REPUBLIKA.CO.ID, JAKARTA -- Direktur Eksekutif Institute for Criminal Justice Reform (ICJR), Supriyadi W. Eddyono menilai ada problem jangka waktu dan problem hukum acara dalam praperadilan Ketua DPR RI Setya Novanto (Setnov). Menurut dia, sidang tersebut juga tidak jelas.
"Praperadilan itu tidak jelas dan abu-abu antara perdata dan pidana yang tentunya melahirkan situasi ketidakpastian hukum. Dan masih banyak lagi persoalan lain," katanya melalui keterangan tertulis, Jumat (29/9).

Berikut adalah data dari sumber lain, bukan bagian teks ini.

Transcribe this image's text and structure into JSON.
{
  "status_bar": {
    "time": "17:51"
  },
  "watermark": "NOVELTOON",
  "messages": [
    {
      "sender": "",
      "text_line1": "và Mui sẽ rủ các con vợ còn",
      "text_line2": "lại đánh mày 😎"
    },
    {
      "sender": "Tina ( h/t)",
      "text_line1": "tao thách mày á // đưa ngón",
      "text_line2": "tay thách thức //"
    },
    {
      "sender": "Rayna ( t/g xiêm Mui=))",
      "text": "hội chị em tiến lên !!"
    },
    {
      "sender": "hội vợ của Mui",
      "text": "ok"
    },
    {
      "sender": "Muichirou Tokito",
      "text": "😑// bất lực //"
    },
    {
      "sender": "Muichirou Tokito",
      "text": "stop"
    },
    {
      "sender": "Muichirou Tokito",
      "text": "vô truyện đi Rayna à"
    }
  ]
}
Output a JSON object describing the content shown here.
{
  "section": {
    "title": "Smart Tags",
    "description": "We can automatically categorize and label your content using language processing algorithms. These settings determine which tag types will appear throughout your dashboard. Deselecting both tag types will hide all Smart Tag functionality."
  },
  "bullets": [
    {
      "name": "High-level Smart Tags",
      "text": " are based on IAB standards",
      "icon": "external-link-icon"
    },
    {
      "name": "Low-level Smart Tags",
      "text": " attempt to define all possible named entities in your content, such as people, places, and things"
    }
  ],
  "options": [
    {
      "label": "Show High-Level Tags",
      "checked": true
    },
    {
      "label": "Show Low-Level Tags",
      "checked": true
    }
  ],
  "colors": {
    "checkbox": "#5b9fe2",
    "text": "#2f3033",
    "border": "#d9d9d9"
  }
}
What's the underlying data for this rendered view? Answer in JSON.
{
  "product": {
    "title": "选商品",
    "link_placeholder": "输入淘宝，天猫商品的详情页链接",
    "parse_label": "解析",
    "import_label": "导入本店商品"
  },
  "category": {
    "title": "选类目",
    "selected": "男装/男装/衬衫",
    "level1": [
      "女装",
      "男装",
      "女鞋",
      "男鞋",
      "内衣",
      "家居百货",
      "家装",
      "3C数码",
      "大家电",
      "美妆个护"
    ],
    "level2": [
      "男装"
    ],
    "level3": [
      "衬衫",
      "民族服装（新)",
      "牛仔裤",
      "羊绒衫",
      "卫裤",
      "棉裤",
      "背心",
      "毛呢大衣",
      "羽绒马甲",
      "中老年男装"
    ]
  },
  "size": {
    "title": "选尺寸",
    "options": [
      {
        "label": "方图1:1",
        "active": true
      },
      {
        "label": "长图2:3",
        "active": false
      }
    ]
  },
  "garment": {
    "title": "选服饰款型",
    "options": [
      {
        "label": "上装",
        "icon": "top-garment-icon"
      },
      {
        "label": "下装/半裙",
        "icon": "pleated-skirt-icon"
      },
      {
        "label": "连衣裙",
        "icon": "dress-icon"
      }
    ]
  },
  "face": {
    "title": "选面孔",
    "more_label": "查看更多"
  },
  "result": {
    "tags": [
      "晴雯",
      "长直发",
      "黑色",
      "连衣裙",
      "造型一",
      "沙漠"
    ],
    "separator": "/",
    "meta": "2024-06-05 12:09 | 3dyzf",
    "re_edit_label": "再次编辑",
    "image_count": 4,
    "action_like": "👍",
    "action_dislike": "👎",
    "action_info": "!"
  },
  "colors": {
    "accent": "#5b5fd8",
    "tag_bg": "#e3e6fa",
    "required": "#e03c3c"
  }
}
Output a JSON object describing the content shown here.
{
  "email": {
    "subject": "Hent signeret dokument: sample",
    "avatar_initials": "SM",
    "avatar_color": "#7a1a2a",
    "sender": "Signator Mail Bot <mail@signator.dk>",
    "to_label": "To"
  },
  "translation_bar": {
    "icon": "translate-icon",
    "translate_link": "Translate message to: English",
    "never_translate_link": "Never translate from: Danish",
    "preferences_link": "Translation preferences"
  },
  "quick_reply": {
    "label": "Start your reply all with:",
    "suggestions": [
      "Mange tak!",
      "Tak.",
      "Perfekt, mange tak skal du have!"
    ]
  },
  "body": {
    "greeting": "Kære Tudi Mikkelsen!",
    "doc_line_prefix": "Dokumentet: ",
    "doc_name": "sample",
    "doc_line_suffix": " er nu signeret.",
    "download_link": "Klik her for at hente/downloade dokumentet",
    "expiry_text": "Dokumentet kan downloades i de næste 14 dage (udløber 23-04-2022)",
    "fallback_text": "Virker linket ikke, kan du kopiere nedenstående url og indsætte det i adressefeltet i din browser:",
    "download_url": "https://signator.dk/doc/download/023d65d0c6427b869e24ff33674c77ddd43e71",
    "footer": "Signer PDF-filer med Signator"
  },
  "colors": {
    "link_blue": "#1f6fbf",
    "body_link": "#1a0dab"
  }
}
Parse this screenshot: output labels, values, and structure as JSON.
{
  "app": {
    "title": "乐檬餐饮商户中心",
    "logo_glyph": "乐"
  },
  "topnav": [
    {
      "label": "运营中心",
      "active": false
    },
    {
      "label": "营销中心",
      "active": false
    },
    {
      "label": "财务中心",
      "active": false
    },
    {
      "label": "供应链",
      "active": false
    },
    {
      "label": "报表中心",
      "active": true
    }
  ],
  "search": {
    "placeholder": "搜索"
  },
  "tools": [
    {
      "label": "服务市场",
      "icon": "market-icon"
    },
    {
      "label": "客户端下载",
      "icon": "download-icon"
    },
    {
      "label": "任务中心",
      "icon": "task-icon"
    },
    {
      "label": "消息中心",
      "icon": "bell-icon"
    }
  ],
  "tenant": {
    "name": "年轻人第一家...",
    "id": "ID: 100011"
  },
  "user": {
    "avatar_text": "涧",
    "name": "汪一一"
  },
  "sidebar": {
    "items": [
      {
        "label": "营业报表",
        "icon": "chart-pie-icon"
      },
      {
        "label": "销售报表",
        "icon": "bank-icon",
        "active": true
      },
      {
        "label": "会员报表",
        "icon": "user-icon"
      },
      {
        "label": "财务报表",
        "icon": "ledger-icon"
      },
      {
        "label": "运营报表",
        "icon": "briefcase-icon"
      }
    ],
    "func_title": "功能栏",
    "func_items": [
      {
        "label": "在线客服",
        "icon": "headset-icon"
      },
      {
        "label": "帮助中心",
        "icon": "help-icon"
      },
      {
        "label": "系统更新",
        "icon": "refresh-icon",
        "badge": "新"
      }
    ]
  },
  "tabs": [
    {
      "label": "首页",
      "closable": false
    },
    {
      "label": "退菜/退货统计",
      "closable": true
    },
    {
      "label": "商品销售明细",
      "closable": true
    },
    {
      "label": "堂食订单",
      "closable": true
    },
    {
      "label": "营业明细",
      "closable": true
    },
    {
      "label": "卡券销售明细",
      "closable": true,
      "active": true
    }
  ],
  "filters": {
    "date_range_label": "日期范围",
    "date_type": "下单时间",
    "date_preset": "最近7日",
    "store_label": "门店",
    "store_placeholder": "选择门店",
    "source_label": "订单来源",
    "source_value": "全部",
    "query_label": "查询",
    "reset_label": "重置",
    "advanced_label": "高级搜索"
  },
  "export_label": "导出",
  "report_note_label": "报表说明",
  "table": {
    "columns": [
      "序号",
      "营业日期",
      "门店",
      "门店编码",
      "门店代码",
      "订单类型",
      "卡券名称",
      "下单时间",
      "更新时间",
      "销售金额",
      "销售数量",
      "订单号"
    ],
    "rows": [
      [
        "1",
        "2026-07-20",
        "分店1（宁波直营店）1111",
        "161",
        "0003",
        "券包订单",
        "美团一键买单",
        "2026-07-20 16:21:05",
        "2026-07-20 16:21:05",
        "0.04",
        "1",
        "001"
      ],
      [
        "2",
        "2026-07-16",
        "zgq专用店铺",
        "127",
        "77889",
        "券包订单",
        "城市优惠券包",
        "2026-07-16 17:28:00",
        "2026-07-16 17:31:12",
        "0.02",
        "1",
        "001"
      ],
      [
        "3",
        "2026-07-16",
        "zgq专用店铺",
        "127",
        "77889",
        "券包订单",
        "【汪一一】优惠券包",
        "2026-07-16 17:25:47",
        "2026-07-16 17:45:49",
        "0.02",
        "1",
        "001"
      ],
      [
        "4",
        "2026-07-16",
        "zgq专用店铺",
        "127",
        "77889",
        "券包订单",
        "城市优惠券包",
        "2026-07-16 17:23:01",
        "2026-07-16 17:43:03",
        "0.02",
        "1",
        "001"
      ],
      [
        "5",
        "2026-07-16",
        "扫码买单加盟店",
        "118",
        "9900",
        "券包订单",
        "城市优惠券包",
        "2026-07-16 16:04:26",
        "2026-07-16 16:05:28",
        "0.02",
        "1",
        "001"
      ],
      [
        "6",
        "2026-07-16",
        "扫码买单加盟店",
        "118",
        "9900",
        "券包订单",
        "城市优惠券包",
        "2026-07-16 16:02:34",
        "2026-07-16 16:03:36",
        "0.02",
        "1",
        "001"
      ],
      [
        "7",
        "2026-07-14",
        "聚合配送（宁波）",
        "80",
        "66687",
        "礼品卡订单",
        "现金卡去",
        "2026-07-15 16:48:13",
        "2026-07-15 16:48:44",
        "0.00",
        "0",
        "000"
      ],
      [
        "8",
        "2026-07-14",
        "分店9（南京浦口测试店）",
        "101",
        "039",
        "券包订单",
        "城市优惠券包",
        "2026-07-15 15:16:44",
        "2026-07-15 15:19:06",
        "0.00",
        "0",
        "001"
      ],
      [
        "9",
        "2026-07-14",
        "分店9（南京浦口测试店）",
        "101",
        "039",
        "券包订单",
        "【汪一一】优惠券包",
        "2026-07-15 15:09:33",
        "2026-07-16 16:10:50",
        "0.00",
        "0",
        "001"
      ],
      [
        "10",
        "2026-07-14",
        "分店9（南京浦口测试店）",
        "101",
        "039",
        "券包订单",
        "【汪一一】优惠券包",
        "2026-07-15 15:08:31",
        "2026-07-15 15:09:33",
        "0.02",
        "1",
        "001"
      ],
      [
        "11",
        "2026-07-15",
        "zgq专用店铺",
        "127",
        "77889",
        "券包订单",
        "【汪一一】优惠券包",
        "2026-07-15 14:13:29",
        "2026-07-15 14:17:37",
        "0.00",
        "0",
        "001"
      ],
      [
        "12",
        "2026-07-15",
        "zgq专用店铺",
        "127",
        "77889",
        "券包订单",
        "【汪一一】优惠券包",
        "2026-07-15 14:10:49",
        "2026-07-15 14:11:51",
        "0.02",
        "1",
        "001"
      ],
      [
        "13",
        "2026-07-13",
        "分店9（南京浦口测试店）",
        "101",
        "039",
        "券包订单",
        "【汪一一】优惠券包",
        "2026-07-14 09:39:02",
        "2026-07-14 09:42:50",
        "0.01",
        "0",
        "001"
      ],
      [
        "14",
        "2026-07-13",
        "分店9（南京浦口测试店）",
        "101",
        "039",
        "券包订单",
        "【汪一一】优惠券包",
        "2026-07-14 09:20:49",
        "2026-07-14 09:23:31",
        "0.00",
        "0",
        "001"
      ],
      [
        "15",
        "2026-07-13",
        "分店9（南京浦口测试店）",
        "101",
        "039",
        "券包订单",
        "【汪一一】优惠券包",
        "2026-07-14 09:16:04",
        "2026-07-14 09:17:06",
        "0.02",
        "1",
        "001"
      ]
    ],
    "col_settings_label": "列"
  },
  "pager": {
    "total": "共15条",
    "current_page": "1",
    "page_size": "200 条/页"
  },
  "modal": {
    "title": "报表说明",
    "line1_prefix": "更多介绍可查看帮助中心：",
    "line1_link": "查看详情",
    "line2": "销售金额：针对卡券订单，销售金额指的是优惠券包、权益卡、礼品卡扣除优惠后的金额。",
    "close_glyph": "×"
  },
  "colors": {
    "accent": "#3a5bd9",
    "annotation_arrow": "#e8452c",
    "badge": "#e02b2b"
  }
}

ICJR menarik beberapa catatan terkait dikabulkannya sebagian praperadilan Setnov oleh hakim Pengadilan Negeri Jakarta Selatan. ICJR mendesak pemerintah menerbitkan aturan transisi berupa Peraturan Pemerintah untuk mengatur Hukum Acara Praperadilan yang lebih komprehensif. Namun perlu digarisbawahi, catatan ICJR, kata Supriyadi, tentu saja tidak terlepas dari belum adanya aturan yang komprehensif soal praperadilan.
"Meski PERMA Nomor 4 tahun 2016 sudah hadir, namun belum mampu menutup celah yang masih banyak muncul," kata Supriyadi.
ICJR mendorong agar pemerintah segera memperhatikan keadaan ini dengan mengambil langkah-langkah cepat dan responsif, salah satunya dengan cara menerbitkan aturan transisi berupa Peraturan Pemerintah untuk mengatur Hukum Acara Praperadilan yang lebih komprehensif.
Hakim PN Jakarta Selatan hari ini mengabulkan gugatan praperadilan Setnov melawan KPK. Hakim memutuskan status tersangka pada Setnov tidak sah. Setnov ditetapkan sebagai tersangka dalam kasus korupsi e-KTP pada 17 Juli lalu oleh KPK, namun akhirnya gugatan praperadilan Setnov dimenangkan hakim dengan beberapa alasan.